The appraiser taxpayer used was a “qualified expert in the field of real estate appraisal and valuation.” In his report, the appraiser used the sales comparison approach to determine that the estimated market value of the property was $1,015,000 as of the appraisal date. Looking at historical comparisons of attached row homes in New York City, the appraiser determined that the façade easement value was about 11% to 11.5% of the total value of the property. Using these estimates the appraiser found that the value of the façade conservation easement would be estimated at $115,000 or 11.33% of the fee simple value of the property.

NAT accepted the appraisal and the City of New York recorded the conservation deed of easement for the property. Taxpayer attached Form 8283 to her 2004 tax return reporting a $115,000 gift to charity. She applied part of the deduction to her 2004 return and carried over $63,083 of the reported contribution to her 2005 and 2006 tax returns.

The IRS conducted an examination of Ms. Scheidelman and disallowed the deductions for her conservation easement in all three years. The IRS issued a notice of deficiency and Ms. Scheidelman filed a petition with the United States Tax Court. The Tax Court held that Ms. Scheidelman did not meet the threshold statutory requirement to deduct her donation because she did not have a “qualified appraisal.”
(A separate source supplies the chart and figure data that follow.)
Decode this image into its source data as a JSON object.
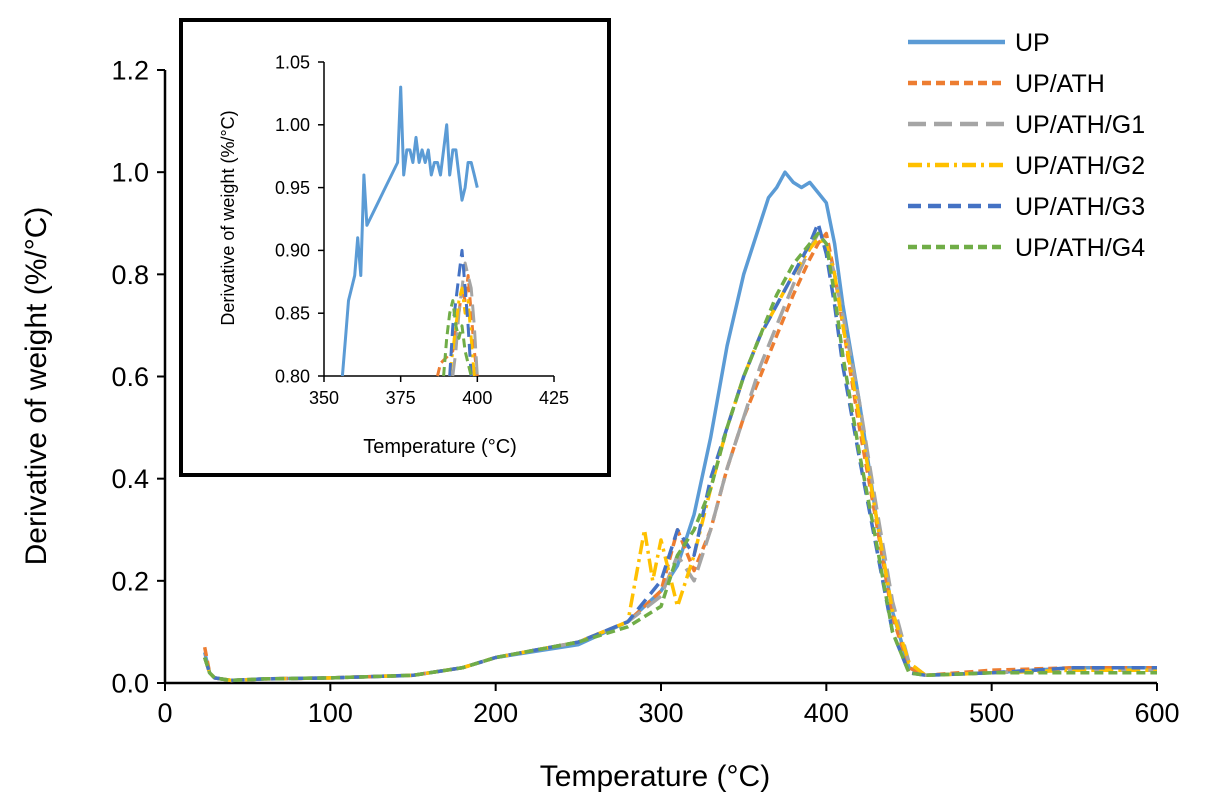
{
  "chart_data": [
    {
      "id": "main",
      "type": "line",
      "title": "",
      "xlabel": "Temperature (°C)",
      "ylabel": "Derivative of weight (%/°C)",
      "xlim": [
        0,
        600
      ],
      "ylim": [
        0,
        1.2
      ],
      "x_ticks": [
        0,
        100,
        200,
        300,
        400,
        500,
        600
      ],
      "y_ticks": [
        "0.0",
        "0.2",
        "0.4",
        "0.6",
        "0.8",
        "1.0",
        "1.2"
      ],
      "grid": false,
      "legend_position": "top-right",
      "series": [
        {
          "name": "UP",
          "color": "#5b9bd5",
          "dash": "solid",
          "x": [
            24,
            27,
            30,
            40,
            60,
            100,
            150,
            180,
            200,
            250,
            280,
            300,
            310,
            320,
            330,
            340,
            350,
            360,
            365,
            370,
            375,
            380,
            385,
            390,
            395,
            400,
            405,
            410,
            420,
            430,
            440,
            450,
            460,
            500,
            550,
            600
          ],
          "y": [
            0.06,
            0.02,
            0.01,
            0.005,
            0.008,
            0.01,
            0.015,
            0.03,
            0.05,
            0.075,
            0.12,
            0.18,
            0.23,
            0.33,
            0.48,
            0.66,
            0.8,
            0.9,
            0.95,
            0.97,
            1.0,
            0.98,
            0.97,
            0.98,
            0.96,
            0.94,
            0.86,
            0.74,
            0.55,
            0.33,
            0.14,
            0.03,
            0.015,
            0.02,
            0.03,
            0.03
          ]
        },
        {
          "name": "UP/ATH",
          "color": "#ed7d31",
          "dash": "short",
          "x": [
            24,
            27,
            30,
            40,
            60,
            100,
            150,
            180,
            200,
            250,
            280,
            300,
            310,
            320,
            330,
            340,
            350,
            360,
            370,
            380,
            390,
            395,
            400,
            405,
            410,
            420,
            430,
            440,
            450,
            460,
            500,
            550,
            600
          ],
          "y": [
            0.07,
            0.02,
            0.01,
            0.005,
            0.008,
            0.01,
            0.015,
            0.03,
            0.05,
            0.08,
            0.12,
            0.18,
            0.3,
            0.22,
            0.3,
            0.42,
            0.52,
            0.6,
            0.68,
            0.76,
            0.83,
            0.86,
            0.88,
            0.8,
            0.7,
            0.5,
            0.32,
            0.13,
            0.03,
            0.015,
            0.025,
            0.03,
            0.03
          ]
        },
        {
          "name": "UP/ATH/G1",
          "color": "#a5a5a5",
          "dash": "long",
          "x": [
            24,
            27,
            30,
            40,
            60,
            100,
            150,
            180,
            200,
            250,
            280,
            300,
            310,
            320,
            330,
            340,
            350,
            360,
            370,
            380,
            390,
            395,
            400,
            405,
            410,
            420,
            430,
            440,
            450,
            460,
            500,
            550,
            600
          ],
          "y": [
            0.05,
            0.02,
            0.01,
            0.005,
            0.008,
            0.01,
            0.015,
            0.03,
            0.05,
            0.08,
            0.12,
            0.17,
            0.25,
            0.2,
            0.3,
            0.42,
            0.52,
            0.62,
            0.7,
            0.78,
            0.85,
            0.88,
            0.86,
            0.8,
            0.72,
            0.55,
            0.35,
            0.16,
            0.04,
            0.015,
            0.02,
            0.025,
            0.025
          ]
        },
        {
          "name": "UP/ATH/G2",
          "color": "#ffc000",
          "dash": "dashdot",
          "x": [
            24,
            27,
            30,
            40,
            60,
            100,
            150,
            180,
            200,
            250,
            280,
            290,
            295,
            300,
            310,
            320,
            330,
            340,
            350,
            360,
            370,
            380,
            390,
            395,
            400,
            405,
            410,
            420,
            430,
            440,
            450,
            460,
            500,
            550,
            600
          ],
          "y": [
            0.05,
            0.02,
            0.01,
            0.005,
            0.008,
            0.01,
            0.015,
            0.03,
            0.05,
            0.08,
            0.12,
            0.3,
            0.2,
            0.28,
            0.15,
            0.25,
            0.38,
            0.5,
            0.6,
            0.68,
            0.74,
            0.8,
            0.85,
            0.87,
            0.86,
            0.8,
            0.7,
            0.52,
            0.33,
            0.14,
            0.04,
            0.015,
            0.02,
            0.025,
            0.025
          ]
        },
        {
          "name": "UP/ATH/G3",
          "color": "#4472c4",
          "dash": "medium",
          "x": [
            24,
            27,
            30,
            40,
            60,
            100,
            150,
            180,
            200,
            250,
            280,
            300,
            310,
            320,
            330,
            340,
            350,
            360,
            370,
            380,
            390,
            395,
            400,
            405,
            410,
            420,
            430,
            440,
            450,
            460,
            500,
            550,
            600
          ],
          "y": [
            0.05,
            0.02,
            0.01,
            0.005,
            0.008,
            0.01,
            0.015,
            0.03,
            0.05,
            0.08,
            0.12,
            0.2,
            0.3,
            0.25,
            0.4,
            0.5,
            0.6,
            0.68,
            0.74,
            0.8,
            0.86,
            0.9,
            0.84,
            0.74,
            0.62,
            0.44,
            0.27,
            0.1,
            0.02,
            0.015,
            0.02,
            0.03,
            0.03
          ]
        },
        {
          "name": "UP/ATH/G4",
          "color": "#70ad47",
          "dash": "short",
          "x": [
            24,
            27,
            30,
            40,
            60,
            100,
            150,
            180,
            200,
            250,
            280,
            300,
            310,
            320,
            330,
            340,
            350,
            360,
            370,
            380,
            390,
            395,
            400,
            405,
            410,
            420,
            430,
            440,
            450,
            460,
            500,
            550,
            600
          ],
          "y": [
            0.05,
            0.02,
            0.01,
            0.005,
            0.008,
            0.01,
            0.015,
            0.03,
            0.05,
            0.08,
            0.11,
            0.15,
            0.25,
            0.3,
            0.38,
            0.5,
            0.6,
            0.68,
            0.76,
            0.82,
            0.86,
            0.88,
            0.86,
            0.76,
            0.64,
            0.45,
            0.28,
            0.1,
            0.02,
            0.015,
            0.02,
            0.02,
            0.02
          ]
        }
      ]
    },
    {
      "id": "inset",
      "type": "line",
      "title": "",
      "xlabel": "Temperature (°C)",
      "ylabel": "Derivative of weight (%/°C)",
      "xlim": [
        350,
        425
      ],
      "ylim": [
        0.8,
        1.05
      ],
      "x_ticks": [
        "350",
        "375",
        "400",
        "425"
      ],
      "y_ticks": [
        "0.80",
        "0.85",
        "0.90",
        "0.95",
        "1.00",
        "1.05"
      ],
      "grid": false,
      "series": [
        {
          "name": "UP",
          "color": "#5b9bd5",
          "dash": "solid",
          "x": [
            356,
            357,
            358,
            359,
            360,
            361,
            362,
            363,
            364,
            366,
            368,
            370,
            372,
            374,
            375,
            376,
            377,
            378,
            379,
            380,
            381,
            382,
            383,
            384,
            385,
            386,
            387,
            388,
            389,
            390,
            391,
            392,
            393,
            394,
            395,
            396,
            397,
            398,
            399,
            400
          ],
          "y": [
            0.8,
            0.83,
            0.86,
            0.87,
            0.88,
            0.91,
            0.88,
            0.96,
            0.92,
            0.93,
            0.94,
            0.95,
            0.96,
            0.97,
            1.03,
            0.96,
            0.98,
            0.98,
            0.97,
            0.99,
            0.97,
            0.98,
            0.97,
            0.98,
            0.96,
            0.97,
            0.97,
            0.96,
            0.98,
            1.0,
            0.96,
            0.98,
            0.98,
            0.96,
            0.94,
            0.95,
            0.97,
            0.97,
            0.96,
            0.95
          ]
        },
        {
          "name": "UP/ATH",
          "color": "#ed7d31",
          "dash": "short",
          "x": [
            387,
            388,
            392,
            393,
            394,
            395,
            396,
            397,
            398,
            399,
            400
          ],
          "y": [
            0.8,
            0.81,
            0.82,
            0.84,
            0.85,
            0.87,
            0.86,
            0.88,
            0.85,
            0.82,
            0.8
          ]
        },
        {
          "name": "UP/ATH/G1",
          "color": "#a5a5a5",
          "dash": "long",
          "x": [
            392,
            393,
            394,
            395,
            396,
            397,
            398,
            399,
            400
          ],
          "y": [
            0.8,
            0.82,
            0.85,
            0.87,
            0.89,
            0.88,
            0.87,
            0.84,
            0.8
          ]
        },
        {
          "name": "UP/ATH/G2",
          "color": "#ffc000",
          "dash": "dashdot",
          "x": [
            391,
            392,
            393,
            394,
            395,
            396,
            397,
            398,
            399
          ],
          "y": [
            0.8,
            0.82,
            0.84,
            0.86,
            0.87,
            0.85,
            0.86,
            0.83,
            0.8
          ]
        },
        {
          "name": "UP/ATH/G3",
          "color": "#4472c4",
          "dash": "medium",
          "x": [
            391,
            392,
            393,
            394,
            395,
            396,
            397,
            398
          ],
          "y": [
            0.8,
            0.84,
            0.86,
            0.88,
            0.9,
            0.87,
            0.84,
            0.8
          ]
        },
        {
          "name": "UP/ATH/G4",
          "color": "#70ad47",
          "dash": "short",
          "x": [
            389,
            390,
            391,
            392,
            393,
            394,
            395,
            396,
            397,
            398
          ],
          "y": [
            0.8,
            0.83,
            0.85,
            0.86,
            0.84,
            0.83,
            0.84,
            0.82,
            0.81,
            0.8
          ]
        }
      ]
    }
  ]
}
The Tax Court noted that the Form 8283 attached to taxpayer’s 2004 tax return did not include the date and manner of acquisition of the property or the cost or other basis of the property contributed. While these issues were not controlling, the Court noted, “there has not been strict compliance with the regulation requirements.” Particularly, the Tax Court took issue with the basis for the appraised value. Citing Friedman v. Commissioner, T.C. Memo. 2010-45, the Court emphasized the need for “reasoned analysis” and information about the valuation method to complete a “qualified appraisal.”

The Tax Court rejected the appraiser’s idea that façade easements were generally valued between 10% and 15% of the total property value. The Court relied on Nicoladis v. Commissioner, T.C. Memo. 1988-163, to emphasize the point that valuation is a question of facts and circumstances. For that reason the Court rejected the appraiser’s report because it “failed to outline and analyze qualitative factors for the Vanderbilt property.” The application of a percentage of value lost because of the easement without a detailed explanation was not enough to constitute a valid method of valuation under Treas. Reg. § 1.170A-13(c)(3)(ii). The Tax Court did not address the valuation of the easement.

The Tax Court considered two other issues including whether the taxpayer’s payment to NAT was deductible as a charitable contribution and whether the taxpayer was liable for an accuracy related penalty under IRC § 6662. The Court found that the payments to NAT were not deductible because taxpayer failed to provide evidence necessary to show that they did not receive anything of substantial value in return for the cash payment. The taxpayer did not have to pay the § 6662 penalty because she reasonably relied on a competent tax professional and acted in good faith as to any underpayment for 2004.